DanielAR, le 10/12/2023 à 13:28
D'accord sans aucune réserve avec la première phrase de Fisc06 ! Le petit monde du rock a beaucoup de chance de compter quelques "génies" artistiques qui apportent des lettres de noblesse à un style musical qui, à l'origine, n'avait pour autre vocation que d'inviter les teenagers à la danse.

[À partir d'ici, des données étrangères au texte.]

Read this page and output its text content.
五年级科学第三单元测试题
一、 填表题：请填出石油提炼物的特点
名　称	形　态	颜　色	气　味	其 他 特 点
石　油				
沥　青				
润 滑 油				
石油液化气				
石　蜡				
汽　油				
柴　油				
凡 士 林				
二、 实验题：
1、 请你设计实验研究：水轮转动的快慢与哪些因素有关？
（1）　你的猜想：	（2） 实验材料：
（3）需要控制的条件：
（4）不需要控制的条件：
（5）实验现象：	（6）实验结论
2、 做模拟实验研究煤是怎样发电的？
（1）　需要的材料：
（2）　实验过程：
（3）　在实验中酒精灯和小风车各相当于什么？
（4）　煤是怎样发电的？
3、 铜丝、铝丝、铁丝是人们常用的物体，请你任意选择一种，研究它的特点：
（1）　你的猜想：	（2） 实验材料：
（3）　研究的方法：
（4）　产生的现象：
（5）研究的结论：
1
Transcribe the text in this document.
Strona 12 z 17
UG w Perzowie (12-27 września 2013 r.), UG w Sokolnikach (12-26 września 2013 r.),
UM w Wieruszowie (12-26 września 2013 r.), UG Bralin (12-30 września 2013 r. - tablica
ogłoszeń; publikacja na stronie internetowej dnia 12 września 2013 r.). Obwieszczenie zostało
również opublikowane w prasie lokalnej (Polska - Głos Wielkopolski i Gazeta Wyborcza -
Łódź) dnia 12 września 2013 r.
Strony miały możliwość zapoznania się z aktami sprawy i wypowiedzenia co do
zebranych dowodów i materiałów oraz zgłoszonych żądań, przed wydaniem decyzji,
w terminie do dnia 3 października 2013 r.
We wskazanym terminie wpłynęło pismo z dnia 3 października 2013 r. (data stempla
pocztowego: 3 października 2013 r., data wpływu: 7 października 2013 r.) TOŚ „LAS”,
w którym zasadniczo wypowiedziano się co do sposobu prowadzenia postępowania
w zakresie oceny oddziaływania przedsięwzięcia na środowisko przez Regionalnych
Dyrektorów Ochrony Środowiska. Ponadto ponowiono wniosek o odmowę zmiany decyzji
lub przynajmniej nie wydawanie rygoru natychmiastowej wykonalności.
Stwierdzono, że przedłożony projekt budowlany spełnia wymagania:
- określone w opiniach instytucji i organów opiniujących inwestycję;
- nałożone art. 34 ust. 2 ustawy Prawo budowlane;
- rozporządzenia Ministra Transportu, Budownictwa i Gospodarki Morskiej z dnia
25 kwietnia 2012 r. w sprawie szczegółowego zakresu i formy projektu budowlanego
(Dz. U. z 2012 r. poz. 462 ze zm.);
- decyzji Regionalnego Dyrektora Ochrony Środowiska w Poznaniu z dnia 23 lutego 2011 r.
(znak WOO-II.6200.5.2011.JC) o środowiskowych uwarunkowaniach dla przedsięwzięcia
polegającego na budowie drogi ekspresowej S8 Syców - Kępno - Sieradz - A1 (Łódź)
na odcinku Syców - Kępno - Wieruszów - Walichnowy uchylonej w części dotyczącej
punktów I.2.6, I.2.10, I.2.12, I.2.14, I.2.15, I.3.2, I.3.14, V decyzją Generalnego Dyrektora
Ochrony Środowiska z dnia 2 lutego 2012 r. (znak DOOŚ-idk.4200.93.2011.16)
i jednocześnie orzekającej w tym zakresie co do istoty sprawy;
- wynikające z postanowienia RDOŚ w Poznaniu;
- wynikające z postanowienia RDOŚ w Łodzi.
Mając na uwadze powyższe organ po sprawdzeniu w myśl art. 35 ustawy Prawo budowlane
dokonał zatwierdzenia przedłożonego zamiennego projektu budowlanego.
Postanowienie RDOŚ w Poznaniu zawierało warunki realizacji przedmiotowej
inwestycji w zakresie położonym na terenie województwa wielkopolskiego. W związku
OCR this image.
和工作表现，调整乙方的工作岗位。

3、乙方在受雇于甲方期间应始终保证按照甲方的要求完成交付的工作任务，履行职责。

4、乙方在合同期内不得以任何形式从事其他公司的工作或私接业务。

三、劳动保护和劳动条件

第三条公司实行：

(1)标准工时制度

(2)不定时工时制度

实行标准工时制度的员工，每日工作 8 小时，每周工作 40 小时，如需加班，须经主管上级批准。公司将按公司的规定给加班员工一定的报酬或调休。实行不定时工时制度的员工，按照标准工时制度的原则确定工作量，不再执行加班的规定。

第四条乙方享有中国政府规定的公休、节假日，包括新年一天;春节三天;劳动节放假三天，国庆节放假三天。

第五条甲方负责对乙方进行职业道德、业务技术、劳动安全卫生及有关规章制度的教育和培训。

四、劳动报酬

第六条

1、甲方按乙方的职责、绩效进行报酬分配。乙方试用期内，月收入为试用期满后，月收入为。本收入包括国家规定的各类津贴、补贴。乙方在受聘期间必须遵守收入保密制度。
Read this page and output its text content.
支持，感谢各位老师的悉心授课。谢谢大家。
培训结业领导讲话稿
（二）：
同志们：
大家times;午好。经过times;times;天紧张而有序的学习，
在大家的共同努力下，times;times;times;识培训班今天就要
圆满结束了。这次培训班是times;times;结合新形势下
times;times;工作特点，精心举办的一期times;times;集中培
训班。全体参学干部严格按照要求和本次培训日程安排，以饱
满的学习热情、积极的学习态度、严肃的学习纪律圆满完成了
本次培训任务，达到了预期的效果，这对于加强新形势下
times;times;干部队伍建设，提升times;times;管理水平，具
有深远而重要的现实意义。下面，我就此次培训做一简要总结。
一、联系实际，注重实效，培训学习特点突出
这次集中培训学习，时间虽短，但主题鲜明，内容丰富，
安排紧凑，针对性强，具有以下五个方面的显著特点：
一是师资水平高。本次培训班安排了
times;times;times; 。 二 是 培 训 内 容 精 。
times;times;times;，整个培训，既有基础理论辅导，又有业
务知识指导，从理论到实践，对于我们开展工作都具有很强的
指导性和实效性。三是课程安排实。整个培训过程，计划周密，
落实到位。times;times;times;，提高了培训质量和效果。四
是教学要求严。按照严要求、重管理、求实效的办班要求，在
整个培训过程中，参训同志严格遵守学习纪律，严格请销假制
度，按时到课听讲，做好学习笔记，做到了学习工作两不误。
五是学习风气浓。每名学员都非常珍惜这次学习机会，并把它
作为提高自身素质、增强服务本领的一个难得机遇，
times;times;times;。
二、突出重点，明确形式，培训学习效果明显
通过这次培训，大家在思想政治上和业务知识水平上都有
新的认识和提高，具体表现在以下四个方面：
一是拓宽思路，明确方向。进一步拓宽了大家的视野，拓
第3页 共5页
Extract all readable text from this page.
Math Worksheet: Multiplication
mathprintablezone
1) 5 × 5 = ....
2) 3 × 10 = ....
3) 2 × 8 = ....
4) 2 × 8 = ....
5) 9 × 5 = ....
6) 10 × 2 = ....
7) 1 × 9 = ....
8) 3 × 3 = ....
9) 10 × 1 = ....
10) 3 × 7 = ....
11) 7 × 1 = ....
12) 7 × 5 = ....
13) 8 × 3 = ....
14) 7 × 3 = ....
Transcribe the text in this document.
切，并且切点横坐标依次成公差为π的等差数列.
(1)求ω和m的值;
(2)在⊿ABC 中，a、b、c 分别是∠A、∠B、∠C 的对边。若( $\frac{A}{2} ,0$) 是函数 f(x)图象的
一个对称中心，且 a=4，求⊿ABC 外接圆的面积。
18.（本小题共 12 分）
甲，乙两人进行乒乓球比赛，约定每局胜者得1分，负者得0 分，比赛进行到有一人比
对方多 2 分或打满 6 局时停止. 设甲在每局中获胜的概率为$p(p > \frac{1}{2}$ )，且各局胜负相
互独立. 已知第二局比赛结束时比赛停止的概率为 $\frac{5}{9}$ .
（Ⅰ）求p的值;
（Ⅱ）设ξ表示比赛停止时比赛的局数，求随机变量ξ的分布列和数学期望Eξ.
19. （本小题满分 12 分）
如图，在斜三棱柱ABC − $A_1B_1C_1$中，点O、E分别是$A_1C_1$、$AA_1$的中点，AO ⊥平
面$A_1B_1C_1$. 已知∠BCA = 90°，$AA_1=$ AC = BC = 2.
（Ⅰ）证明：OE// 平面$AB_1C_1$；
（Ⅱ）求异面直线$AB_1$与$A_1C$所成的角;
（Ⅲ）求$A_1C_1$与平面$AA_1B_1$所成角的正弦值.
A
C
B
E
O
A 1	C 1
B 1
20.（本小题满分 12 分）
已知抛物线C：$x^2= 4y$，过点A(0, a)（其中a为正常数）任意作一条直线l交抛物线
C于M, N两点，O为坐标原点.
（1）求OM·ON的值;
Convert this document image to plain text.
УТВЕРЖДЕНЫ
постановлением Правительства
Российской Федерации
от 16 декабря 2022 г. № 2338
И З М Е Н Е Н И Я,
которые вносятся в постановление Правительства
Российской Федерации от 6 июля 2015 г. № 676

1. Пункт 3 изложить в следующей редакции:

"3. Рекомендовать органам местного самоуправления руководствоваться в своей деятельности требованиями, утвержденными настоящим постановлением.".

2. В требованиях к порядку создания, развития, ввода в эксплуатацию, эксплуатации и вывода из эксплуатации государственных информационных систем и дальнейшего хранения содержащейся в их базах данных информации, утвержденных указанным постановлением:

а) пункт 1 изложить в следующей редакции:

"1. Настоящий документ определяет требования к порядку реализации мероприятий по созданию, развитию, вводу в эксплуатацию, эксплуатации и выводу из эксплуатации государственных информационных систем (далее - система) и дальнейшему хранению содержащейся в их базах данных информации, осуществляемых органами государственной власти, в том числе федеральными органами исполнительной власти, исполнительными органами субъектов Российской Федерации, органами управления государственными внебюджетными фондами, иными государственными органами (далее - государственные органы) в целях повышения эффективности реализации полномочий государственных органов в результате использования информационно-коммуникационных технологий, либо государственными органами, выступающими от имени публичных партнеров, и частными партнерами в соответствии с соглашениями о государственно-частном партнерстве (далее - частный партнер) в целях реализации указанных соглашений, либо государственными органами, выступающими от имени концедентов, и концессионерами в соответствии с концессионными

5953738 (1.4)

Fisc06, le 08/12/2023 à 20:57
Peter Gabriel est un génie. Tous ses albums m'ont procuré beaucoup de plaisir et d'emoi. Celui-ci est magnifique, certes, mais pour autant je suis resté sur ma faim, peut-être faut-il que j'approfondisse un peu plus. Tout est très beau mais rien ne m'a surpris. J'aurai aimé un titre qui sorte du cadre.
DanielAR, le 08/12/2023 à 16:06
Merci à Diane pour ce retour aimable et pertinent. Vous soulignez un point fort important à mes yeux : en 2023, je n'attendais plus vraiment un (très) "bon" album de Peter Gabriel. Beaucoup de ses contemporains se satisfont aujourd'hui de disques "génériques" (ce qui est déjà de bon aloi) ou, malheureusement, de productions "nostalgiques" mais dépourvues d'âme. Je me dis que ça valait la peine d'attendre...
diane, le 06/12/2023 à 20:51
Eloges méritées 21 ans d attente et de frustration . Alors oui l emotion est là, avec "and still", exceptionel ! et dans une moindre mesure "love can heal " plus cosmique, super! Mais treve de plaisaenteries nous avons aussi ,l hymne avec "four kinds of horses" genial ! "road to joy" et "playing for time" en dark ,yes! Une seule veritable fausse note ,non ,est ce possible? et oui ! l oubliable " live and let live". Mr Peter Gabriel vous etes la preuve que le talent existe, meme si vous en etiez un peu" avare "ces 20 dernieres annees .4,5 etoiles pour la prod ,4 étoiles pour la voix ,3,5 étoiles pour les compositions .un bon 4 étoiles pour un bon album.